MONTEUX, PIERRE


MONTEUX, PIERRE (1875–1964), conductor. Born in Paris, Monteux studied at the Paris Conservatoire where he won the first prize for violin in 1896. He played the viola in various orchestras and founded an orchestra of his own, the Concerts Berlioz. From 1911 to 1914 he conducted the Ballets Russes of Diaghilev, giving the first performances of Ravel's Daphnis et Chloë, Debussy's Jeux, and Stravinsky's Petrouchka, Le Sacre du Printemps, and Le Rossignol.
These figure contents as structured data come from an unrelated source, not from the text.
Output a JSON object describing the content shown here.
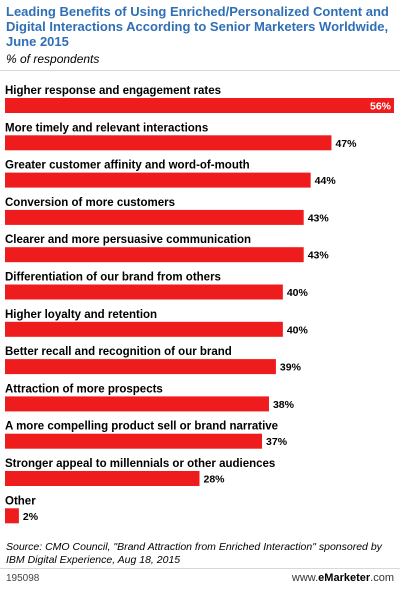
{
  "header": {
    "title": "Leading Benefits of Using Enriched/Personalized Content and Digital Interactions According to Senior Marketers Worldwide, June 2015",
    "subtitle": "% of respondents"
  },
  "footer": {
    "source": "Source: CMO Council, \"Brand Attraction from Enriched Interaction\" sponsored by IBM Digital Experience, Aug 18, 2015",
    "chart_id": "195098",
    "brand_prefix": "www.",
    "brand_name": "eMarketer",
    "brand_suffix": ".com"
  },
  "colors": {
    "bar": "#ee1c1c",
    "title": "#2f6fb5"
  },
  "chart_data": {
    "type": "bar",
    "orientation": "horizontal",
    "categories": [
      "Higher response and engagement rates",
      "More timely and relevant interactions",
      "Greater customer affinity and word-of-mouth",
      "Conversion of more customers",
      "Clearer and more persuasive communication",
      "Differentiation of our brand from others",
      "Higher loyalty and retention",
      "Better recall and recognition of our brand",
      "Attraction of more prospects",
      "A more compelling product sell or brand narrative",
      "Stronger appeal to millennials or other audiences",
      "Other"
    ],
    "values": [
      56,
      47,
      44,
      43,
      43,
      40,
      40,
      39,
      38,
      37,
      28,
      2
    ],
    "value_labels": [
      "56%",
      "47%",
      "44%",
      "43%",
      "43%",
      "40%",
      "40%",
      "39%",
      "38%",
      "37%",
      "28%",
      "2%"
    ],
    "xlim": [
      0,
      56
    ],
    "grid": false,
    "legend": "none"
  }
}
He was conductor of the Metropolitan Opera in New York from 1917 to 1919 and then of the Boston Symphony Orchestra until 1924. From 1924 to 1934 he appeared as second conductor of the Concertgebouw in Amsterdam. He founded the Orchestre Symphonique de Paris (1929–38), and from 1936 to 1952 he was director of the San Francisco Symphony Orchestra. Monteux's conducting was faithful to the intentions of the composer and combined brilliant technique with profound musical culture. From 1961 until his death, Monteux was chief conductor of the London Symphony Orchestra.

BIBLIOGRAPHY:

Baker, Biog. Dict; Riemann-Gurlitt; Grove, Dict.; MGG.